6. \( \left(2\right. \) pts) If \( k(x)=1.234 x^{4}+4.56 x^{2}+7.89 \) and \( f(k)=7-3 \ln k \), find \( \left.\frac{d f}{d x}\right|_{x=2} \) Use your calculator \( Y= \) list and \( n \) Deriv.
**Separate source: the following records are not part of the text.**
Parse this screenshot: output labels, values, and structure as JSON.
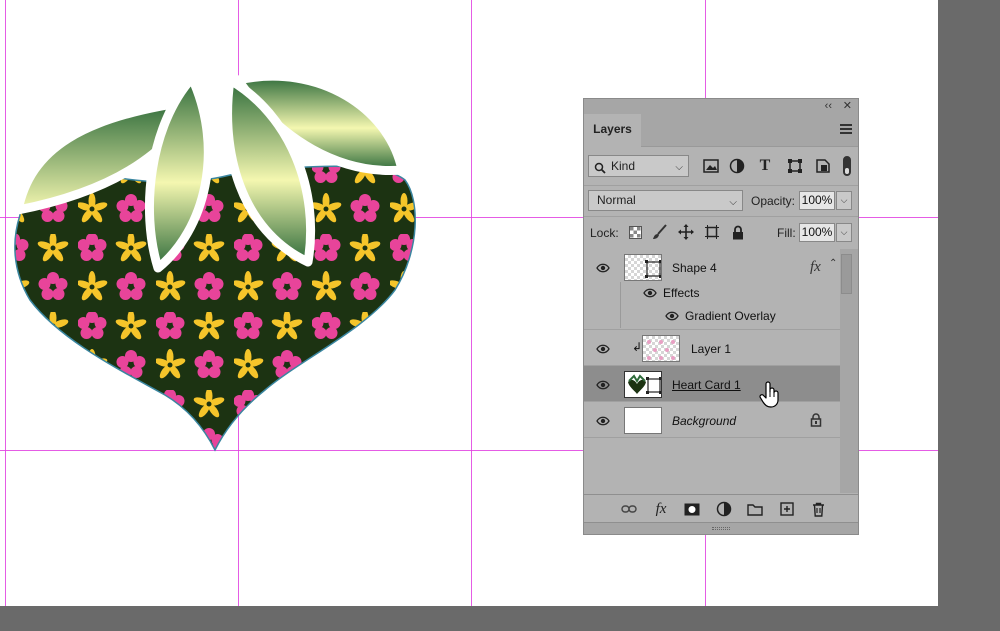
{
  "panel": {
    "title": "Layers",
    "collapse_glyph": "‹‹",
    "close_glyph": "✕",
    "filter": {
      "kind_label": "Kind"
    },
    "blend_mode": "Normal",
    "opacity_label": "Opacity:",
    "opacity_value": "100%",
    "lock_label": "Lock:",
    "fill_label": "Fill:",
    "fill_value": "100%"
  },
  "layers": [
    {
      "name": "Shape 4",
      "fx": "fx",
      "effects_label": "Effects",
      "effect_name": "Gradient Overlay"
    },
    {
      "name": "Layer 1",
      "clipped": true
    },
    {
      "name": "Heart Card 1",
      "selected": true
    },
    {
      "name": "Background",
      "locked": true
    }
  ],
  "colors": {
    "guide": "#e040e0",
    "leaf_dark": "#2e6b3a",
    "leaf_light": "#f4f7b0",
    "heart_fill": "#1c3312",
    "flower_pink": "#e8449a",
    "flower_yellow": "#f5c52a",
    "panel_bg": "#b3b3b3",
    "selected_row": "#8d8d8d"
  },
  "icons": [
    "search-icon",
    "image-filter-icon",
    "adjustment-filter-icon",
    "type-filter-icon",
    "shape-filter-icon",
    "smart-object-filter-icon",
    "filter-toggle-icon",
    "lock-transparent-icon",
    "lock-paint-icon",
    "lock-move-icon",
    "lock-artboard-icon",
    "lock-all-icon",
    "eye-icon",
    "link-icon",
    "fx-icon",
    "mask-icon",
    "adjustment-layer-icon",
    "folder-icon",
    "new-layer-icon",
    "trash-icon",
    "hand-cursor-icon"
  ]
}
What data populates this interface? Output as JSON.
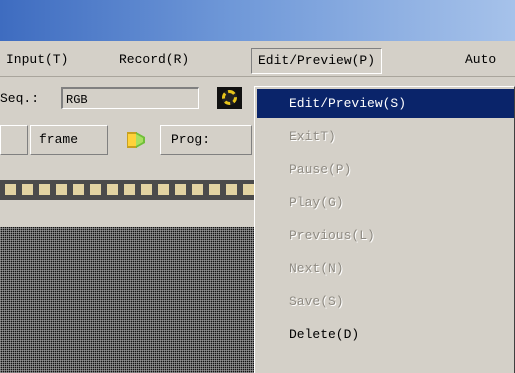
{
  "menubar": {
    "items": [
      {
        "label": "Input(T)"
      },
      {
        "label": "Record(R)"
      },
      {
        "label": "Edit/Preview(P)"
      },
      {
        "label": "Auto"
      }
    ]
  },
  "toolbar": {
    "seq_label": "Seq.:",
    "seq_value": "RGB",
    "frame_label": "frame",
    "prog_label": "Prog:"
  },
  "dropdown": {
    "items": [
      {
        "label": "Edit/Preview(S)",
        "state": "selected"
      },
      {
        "label": "ExitT)",
        "state": "disabled"
      },
      {
        "label": "Pause(P)",
        "state": "disabled"
      },
      {
        "label": "Play(G)",
        "state": "disabled"
      },
      {
        "label": "Previous(L)",
        "state": "disabled"
      },
      {
        "label": "Next(N)",
        "state": "disabled"
      },
      {
        "label": "Save(S)",
        "state": "disabled"
      },
      {
        "label": "Delete(D)",
        "state": "enabled"
      }
    ]
  },
  "colors": {
    "selection": "#0a246a",
    "face": "#d4d0c8",
    "disabled_text": "#8f8b83"
  },
  "icons": [
    "color-ring-icon",
    "film-roll-icon"
  ]
}
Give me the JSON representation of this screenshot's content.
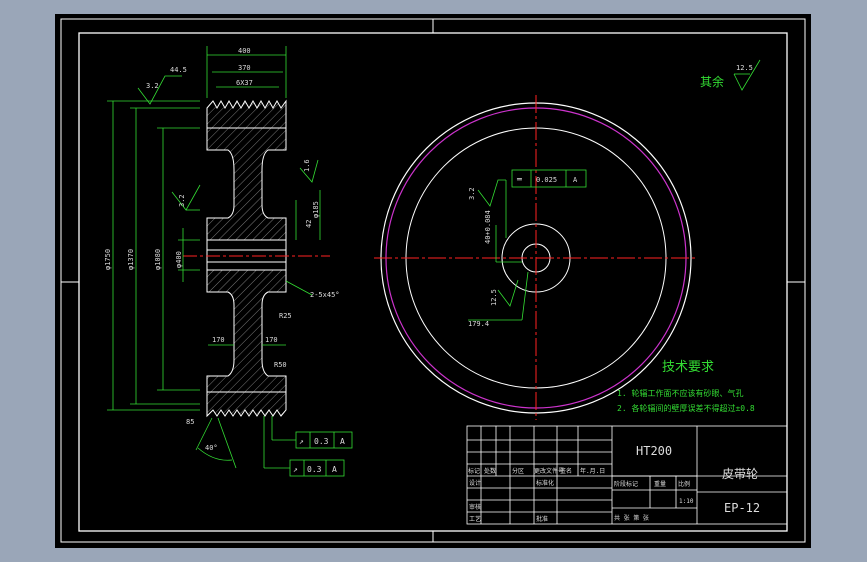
{
  "dimensions": {
    "top_width_total": "400",
    "top_width_mid": "370",
    "top_width_inner": "6X37",
    "top_offset": "44.5",
    "roughness_top": "3.2",
    "dia_outer": "φ1750",
    "dia_rim": "φ1370",
    "dia_inner": "φ1080",
    "dia_hub": "φ400",
    "roughness_side": "3.2",
    "bore_right": "φ185",
    "rough_small": "1.6",
    "chamfer_right": "2-5x45°",
    "keyway": "42",
    "web_radius": "R25",
    "web_thick_left": "170",
    "web_thick_right": "170",
    "rib": "R50",
    "bottom_left": "85",
    "groove_angle": "40°",
    "fcf1_symbol": "↗",
    "fcf1_value": "0.3",
    "fcf1_datum": "A",
    "fcf2_symbol": "↗",
    "fcf2_value": "0.3",
    "fcf2_datum": "A"
  },
  "front_view": {
    "roughness": "3.2",
    "fcf_symbol": "═",
    "fcf_value": "0.025",
    "fcf_datum": "A",
    "keyway_label": "40+0.084",
    "rough_key": "12.5",
    "key_dim": "179.4"
  },
  "surface_finish": {
    "label": "其余",
    "value": "12.5"
  },
  "tech": {
    "title": "技术要求",
    "line1": "1. 轮辐工作面不应该有砂眼、气孔",
    "line2": "2. 各轮辐间的壁厚误差不得超过±0.8"
  },
  "title_block": {
    "material": "HT200",
    "part_name": "皮带轮",
    "drawing_no": "EP-12",
    "scale": "1:10",
    "row_labels": [
      "标记",
      "处数",
      "分区",
      "更改文件号",
      "签名",
      "年.月.日"
    ],
    "designer": "设计",
    "standardize": "标准化",
    "review": "审核",
    "process": "工艺",
    "approve": "批准",
    "stage_label": "阶段标记",
    "weight_label": "重量",
    "scale_label": "比例",
    "sheet_label": "共    张    第    张"
  }
}
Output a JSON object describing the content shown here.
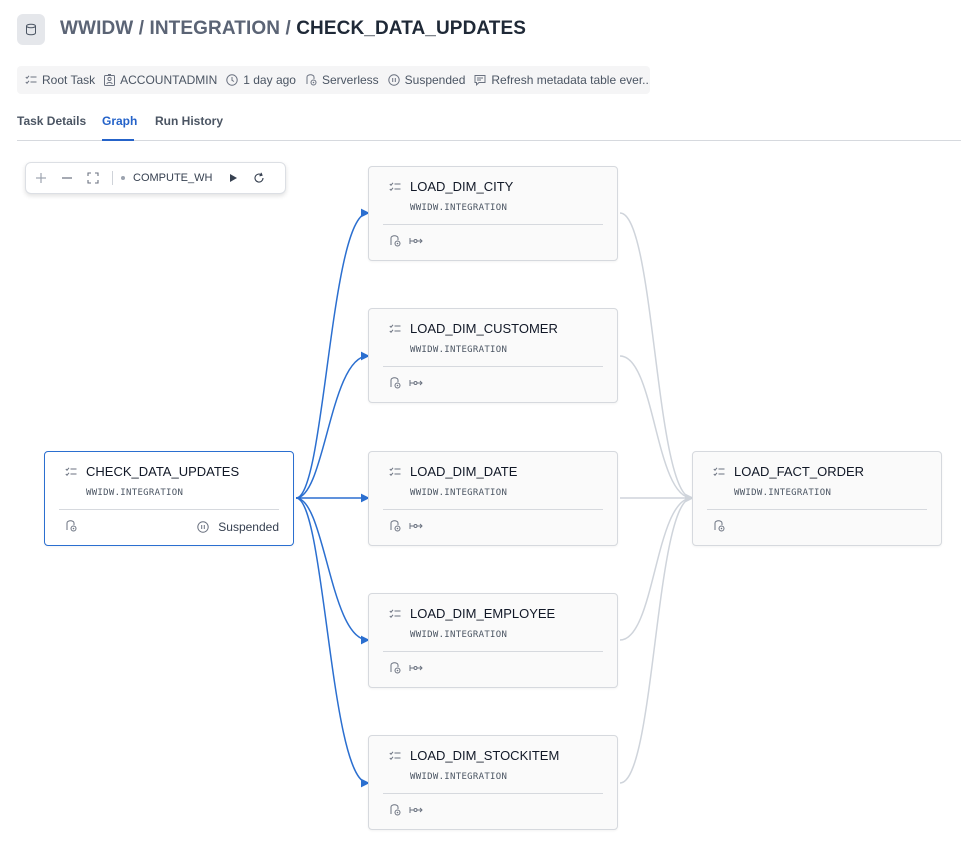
{
  "breadcrumb": {
    "database": "WWIDW",
    "sep1": "/",
    "schema": "INTEGRATION",
    "sep2": "/",
    "task": "CHECK_DATA_UPDATES"
  },
  "meta": {
    "type": "Root Task",
    "owner": "ACCOUNTADMIN",
    "age": "1 day ago",
    "compute": "Serverless",
    "state": "Suspended",
    "comment": "Refresh metadata table ever..."
  },
  "tabs": [
    {
      "label": "Task Details",
      "active": false
    },
    {
      "label": "Graph",
      "active": true
    },
    {
      "label": "Run History",
      "active": false
    }
  ],
  "toolbar": {
    "warehouse": "COMPUTE_WH"
  },
  "graph": {
    "root": {
      "name": "CHECK_DATA_UPDATES",
      "schema": "WWIDW.INTEGRATION",
      "status": "Suspended"
    },
    "children": [
      {
        "name": "LOAD_DIM_CITY",
        "schema": "WWIDW.INTEGRATION"
      },
      {
        "name": "LOAD_DIM_CUSTOMER",
        "schema": "WWIDW.INTEGRATION"
      },
      {
        "name": "LOAD_DIM_DATE",
        "schema": "WWIDW.INTEGRATION"
      },
      {
        "name": "LOAD_DIM_EMPLOYEE",
        "schema": "WWIDW.INTEGRATION"
      },
      {
        "name": "LOAD_DIM_STOCKITEM",
        "schema": "WWIDW.INTEGRATION"
      }
    ],
    "final": {
      "name": "LOAD_FACT_ORDER",
      "schema": "WWIDW.INTEGRATION"
    }
  },
  "colors": {
    "accent": "#2563c9",
    "active_edge": "#2b6fd0",
    "inactive_edge": "#cfd4db"
  },
  "icons": [
    "database-icon",
    "task-list-icon",
    "owner-badge-icon",
    "clock-icon",
    "serverless-icon",
    "pause-icon",
    "comment-icon",
    "zoom-in-icon",
    "zoom-out-icon",
    "fit-view-icon",
    "run-icon",
    "refresh-icon",
    "predecessor-link-icon"
  ]
}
To find \( \left.\frac{d f}{d x}\right|_{x=2} \), we need to apply the chain rule to differentiate \( f(k(x)) \) with respect to \( x \). Start with the function \( f(k) = 7 - 3 \ln(k) \). We know that the derivative of \( f \) with respect to \( k \) is: \[ \frac{df}{dk} = -\frac{3}{k} \] Next, we differentiate \( k(x) = 1.234 x^4 + 4.56 x^2 + 7.89 \): \[ \frac{dk}{dx} = 4 \cdot 1.234 x^3 + 2 \cdot 4.56 x = 4.936 x^3 + 9.12 x \] Using the chain rule, we have: \[ \frac{df}{dx} = \frac{df}{dk} \cdot \frac{dk}{dx} \] Substituting in the values we calculated: \[ \frac{df}{dx} = -\frac{3}{k} \cdot (4.936 x^3 + 9.12 x) \] Now we need to evaluate this expression at \( x = 2 \): 1. Calculate \( k(2) \): \[ k(2) = 1.234(2^4) + 4.56(2^2) + 7.89 = 1.234(16) + 4.56(4) + 7.89 = 19.744 + 18.24 + 7.89 = 45.874 \] 2. Determine \( \frac{dk}{dx} \) at \( x = 2 \): \[ \frac{dk}{dx} = 4.936(2^3) + 9.12(2) = 4.936(8) + 9.12(2) = 39.488 + 18.24 = 57.728 \] 3. Now plug everything back into the derivative: \[ \frac{df}{dx} \bigg|_{x=2} = -\frac{3}{45.874} \cdot 57.728 \] Calculating this: \[ \frac{df}{dx} \bigg|_{x=2} \approx -\frac{173.184}{45.874} \approx -3.77 \] So, \( \left.\frac{d f}{d x}\right|_{x=2} \approx -3.77 \).